You have to be honest with yourself, is this relationship doing you more harm than good? Does this person leave you an emotional wreck for hours, days, weeks after you have had dealings with them? Does this person confuse, undermine, ignore, abuse you? Is this a relationship you want to save or to end? If the relationship is with a close family member, it may not be possible to end it. If the relationship is with a work colleague or boss, how important is your job to you? By clearing negative memories and beliefs, EFT can bring clarity and help with these difficult decisions.  

 

People move in and out of our lives quite naturally. There is that old saying;

 

Friends for a reason

Friends for a season

Friends for life.

 

If you want to change the nature of a particular relationship, you have to change the energy of the interaction.

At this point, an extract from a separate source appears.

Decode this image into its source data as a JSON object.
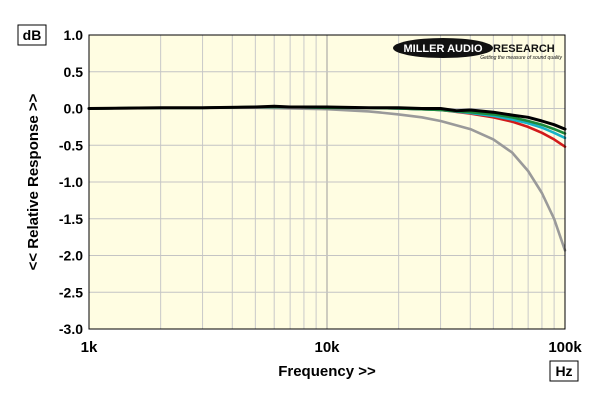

Within the context of a marriage or partnership, if we do not feel loved our differences seem magnified. We have to fight our corner for our needs to be met and life becomes less harmonious and more like a battlefield. We also begin to lose our security, significance and self-worth.

 

Coping with difficulties in a love relationship can be exhausting, demoralising and heartbreaking. Living in an unhappy, abusive environment and experiencing recurrent negative emotions over and over again takes its toll on our energy system and physical symptoms can often result. Children, previous relationships, financial and housing problems can all add to the difficulties.

 

EFT is a very effective tool for taking the ‘charge’ or hurt out of many of the destructive, damaging things that happen in a relationship that’s experiencing difficulties. Often when people are in the middle of so much angst and upset, it’s difficult to see the wood from the trees. By tapping and focusing in on specific problems and the emotions that arise from them, EFT can bring clarity to a situation to enable more rational decisions to be made.

Using EFT to help with Relationships

It is estimated that we have on average around 70,000 thoughts a day.  If we can change just 5% of our negative thoughts using EFT, the change in our outlook and subsequent change in our life and relationships can be profound.